Flink ElasticsearchSinkFunction not serializable in non-static method, but serializable in static method

Tags: , , , ,



I have a piece of code that only works inside static methods. If I put the code in a static method, then call it from a non-static method, it works. Never heard of anything like this and couldn’t find information online on it.

This works:

    public void start(StreamExecutionEnvironment streamExecutionEnvironment) {
        startStatic(streamExecutionEnvironment);
    }

    private static void startStatic(StreamExecutionEnvironment streamExecutionEnvironment) {
        DataStream<String> input = Consumer.createKafkaConsumer(streamExecutionEnvironment, BookIndex.SINK_TOPIC_NAME, new SimpleStringSchema(), "book_index_es_group_v1", true, false);

        List<HttpHost> httpHosts = new ArrayList<>();
        httpHosts.add(new HttpHost("xxx.xxx.xxx.xxx", 9200, "http"));

// use a ElasticsearchSink.Builder to create an ElasticsearchSink
        ElasticsearchSink.Builder<String> esSinkBuilder = new ElasticsearchSink.Builder<>(
                httpHosts,
                new ElasticsearchSinkFunction<String>() {
                    public IndexRequest createIndexRequest(String element) {
                        Map<String, String> json = new HashMap<>();
                        json.put("data", element);


                        int endIndexExclusive = element.indexOf('"', 8);
                        String id = element.substring(7, endIndexExclusive);
                        IndexRequest indexRequest = Requests.indexRequest()
                                .index("myindexzzz")
                                .id(id)
                                .source(element, XContentType.JSON);

                        return indexRequest;
                    }

                    @Override
                    public void process(String element, RuntimeContext ctx, RequestIndexer indexer) {
                        indexer.add(createIndexRequest(element));
                    }
                }
        );

        // configuration for the bulk requests; this instructs the sink to emit after every element, otherwise they would be buffered
        esSinkBuilder.setBulkFlushMaxActions(1);

        // finally, build and add the sink to the job's pipeline
        input.addSink(esSinkBuilder.build());
    }

This doesn’t work:

    public void start(StreamExecutionEnvironment streamExecutionEnvironment) {
        DataStream<String> input = Consumer.createKafkaConsumer(streamExecutionEnvironment, BookIndex.SINK_TOPIC_NAME, new SimpleStringSchema(), "book_index_es_group_v1", true, false);

        List<HttpHost> httpHosts = new ArrayList<>();
        httpHosts.add(new HttpHost("xxx.xxx.xxx.xxx", 9200, "http"));

// use a ElasticsearchSink.Builder to create an ElasticsearchSink
        ElasticsearchSink.Builder<String> esSinkBuilder = new ElasticsearchSink.Builder<>(
                httpHosts,
                new ElasticsearchSinkFunction<String>() {
                    public IndexRequest createIndexRequest(String element) {
                        Map<String, String> json = new HashMap<>();
                        json.put("data", element);


                        int endIndexExclusive = element.indexOf('"', 8);
                        String id = element.substring(7, endIndexExclusive);
                        IndexRequest indexRequest = Requests.indexRequest()
                                .index("myindexzzz")
                                .id(id)
                                .source(element, XContentType.JSON);

                        return indexRequest;
                    }

                    @Override
                    public void process(String element, RuntimeContext ctx, RequestIndexer indexer) {
                        indexer.add(createIndexRequest(element));
                    }
                }
        );

        // configuration for the bulk requests; this instructs the sink to emit after every element, otherwise they would be buffered
        esSinkBuilder.setBulkFlushMaxActions(1);

        // finally, build and add the sink to the job's pipeline
        input.addSink(esSinkBuilder.build());
    }

(Full) stack trace: Error1

The implementation of the provided ElasticsearchSinkFunction is not serializable. The object probably contains or references non-serializable fields.

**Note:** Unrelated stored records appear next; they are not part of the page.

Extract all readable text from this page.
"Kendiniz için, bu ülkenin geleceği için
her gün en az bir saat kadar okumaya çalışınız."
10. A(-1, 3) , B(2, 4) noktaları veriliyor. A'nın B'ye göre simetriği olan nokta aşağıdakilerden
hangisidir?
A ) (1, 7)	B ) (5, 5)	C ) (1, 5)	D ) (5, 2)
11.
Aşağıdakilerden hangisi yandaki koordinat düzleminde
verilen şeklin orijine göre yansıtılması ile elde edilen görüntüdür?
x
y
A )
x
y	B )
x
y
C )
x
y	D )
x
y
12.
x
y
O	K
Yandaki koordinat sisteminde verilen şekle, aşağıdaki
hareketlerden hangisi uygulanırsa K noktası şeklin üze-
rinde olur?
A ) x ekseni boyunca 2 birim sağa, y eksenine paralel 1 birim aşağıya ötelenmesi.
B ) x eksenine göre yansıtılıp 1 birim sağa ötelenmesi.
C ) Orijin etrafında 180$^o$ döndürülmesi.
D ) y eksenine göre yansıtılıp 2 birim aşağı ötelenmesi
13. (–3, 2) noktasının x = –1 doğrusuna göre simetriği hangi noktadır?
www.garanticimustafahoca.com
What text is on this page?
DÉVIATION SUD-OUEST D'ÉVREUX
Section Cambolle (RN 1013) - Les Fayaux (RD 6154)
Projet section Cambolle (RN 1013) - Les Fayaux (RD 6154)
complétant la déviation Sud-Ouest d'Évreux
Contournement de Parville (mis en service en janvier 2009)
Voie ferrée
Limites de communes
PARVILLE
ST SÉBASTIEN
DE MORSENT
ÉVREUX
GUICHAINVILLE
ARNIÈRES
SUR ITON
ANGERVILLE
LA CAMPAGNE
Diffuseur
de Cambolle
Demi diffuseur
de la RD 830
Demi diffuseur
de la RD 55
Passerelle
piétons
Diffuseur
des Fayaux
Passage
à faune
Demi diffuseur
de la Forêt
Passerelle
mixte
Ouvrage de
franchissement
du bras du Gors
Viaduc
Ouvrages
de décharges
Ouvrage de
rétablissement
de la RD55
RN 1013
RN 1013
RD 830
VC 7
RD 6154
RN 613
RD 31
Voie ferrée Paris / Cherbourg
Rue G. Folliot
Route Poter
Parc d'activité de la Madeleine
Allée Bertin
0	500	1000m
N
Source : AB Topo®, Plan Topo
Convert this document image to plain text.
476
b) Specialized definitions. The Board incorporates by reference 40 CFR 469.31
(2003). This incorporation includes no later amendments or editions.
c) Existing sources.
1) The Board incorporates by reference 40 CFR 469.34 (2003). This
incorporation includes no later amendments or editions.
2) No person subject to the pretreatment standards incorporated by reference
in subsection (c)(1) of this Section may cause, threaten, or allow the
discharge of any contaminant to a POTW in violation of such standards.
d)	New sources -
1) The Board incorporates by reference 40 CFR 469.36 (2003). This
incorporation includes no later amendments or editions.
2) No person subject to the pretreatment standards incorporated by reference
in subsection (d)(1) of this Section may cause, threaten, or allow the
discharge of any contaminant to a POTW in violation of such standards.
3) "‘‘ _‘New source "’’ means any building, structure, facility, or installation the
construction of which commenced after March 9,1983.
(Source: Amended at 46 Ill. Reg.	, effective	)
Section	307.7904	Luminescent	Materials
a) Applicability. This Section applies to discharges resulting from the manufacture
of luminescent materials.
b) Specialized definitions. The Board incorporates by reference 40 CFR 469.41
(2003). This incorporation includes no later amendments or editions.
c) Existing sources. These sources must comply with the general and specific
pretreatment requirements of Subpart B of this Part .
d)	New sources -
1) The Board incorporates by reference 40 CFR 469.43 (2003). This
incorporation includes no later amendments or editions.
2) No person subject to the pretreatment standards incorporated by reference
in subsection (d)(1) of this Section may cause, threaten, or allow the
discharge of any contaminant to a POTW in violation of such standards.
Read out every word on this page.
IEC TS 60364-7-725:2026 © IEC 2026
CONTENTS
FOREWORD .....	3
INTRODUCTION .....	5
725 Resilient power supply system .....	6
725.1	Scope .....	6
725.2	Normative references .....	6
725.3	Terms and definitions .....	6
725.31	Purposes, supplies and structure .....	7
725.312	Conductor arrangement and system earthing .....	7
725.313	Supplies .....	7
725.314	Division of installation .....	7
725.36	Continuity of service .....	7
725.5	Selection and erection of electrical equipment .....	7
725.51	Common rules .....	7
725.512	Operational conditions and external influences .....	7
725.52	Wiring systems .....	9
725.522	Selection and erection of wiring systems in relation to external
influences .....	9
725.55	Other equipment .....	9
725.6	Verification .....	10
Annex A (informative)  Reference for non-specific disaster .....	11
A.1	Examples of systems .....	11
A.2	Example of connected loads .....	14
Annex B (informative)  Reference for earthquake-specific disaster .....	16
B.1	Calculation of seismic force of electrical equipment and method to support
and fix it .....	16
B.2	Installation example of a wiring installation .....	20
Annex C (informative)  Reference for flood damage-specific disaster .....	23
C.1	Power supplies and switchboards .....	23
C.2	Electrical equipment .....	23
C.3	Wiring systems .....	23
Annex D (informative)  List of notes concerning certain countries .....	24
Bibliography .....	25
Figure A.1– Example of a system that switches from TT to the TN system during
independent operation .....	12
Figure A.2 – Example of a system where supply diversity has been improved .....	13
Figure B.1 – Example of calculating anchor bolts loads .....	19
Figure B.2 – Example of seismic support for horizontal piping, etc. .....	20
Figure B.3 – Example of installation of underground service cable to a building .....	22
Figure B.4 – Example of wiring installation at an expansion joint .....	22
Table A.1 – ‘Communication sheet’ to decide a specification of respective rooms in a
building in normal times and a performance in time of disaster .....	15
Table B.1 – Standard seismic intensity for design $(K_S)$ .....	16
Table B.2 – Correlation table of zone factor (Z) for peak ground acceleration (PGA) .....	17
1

A possible reason is that when an anonymous class is created (at new ElasticsearchSinkFunction<String>() { ... }) in non-static context, it retains a reference to the enclosing instance (and you can access its fields). So the issue could be that when it tries to serialize the said anonymous class instance, it reaches the enclosing instance, and fails to serialize it. It doesn’t happen in static context, because the anonymous class doesn’t have enclosing instance. However, I tried to create a separate class that extends ElasticsearchSinkFunction<String> and using that, but it still failed to serialize, giving the same error but also saying that the enclosing instance is not serializable, meaning that it’s still trying to serialize the enclosing instance.

Note: Thanks to “Techno Chess, Atomic variation#1325” on the Programming Discussions Discord server for suggesting this possible reason.

Answer

The enclosing class was indeed being serialized. In order to make it work, implement Serialible on the class and add the serialVersionUID variable. Example below:

public abstract class Pipeline implements Serializable {

    private static final long serialVersionUID = 1L;

    ...
}

This makes the classes that extend Pipeline be serialible and work properly. You could, obviously, also implement the serializable interface in a non abstract class and add the variable and it would work. The classes that must be serializable are the ones that provide the Flink functions such as ElasticsearchSinkFunction.



Source: stackoverflow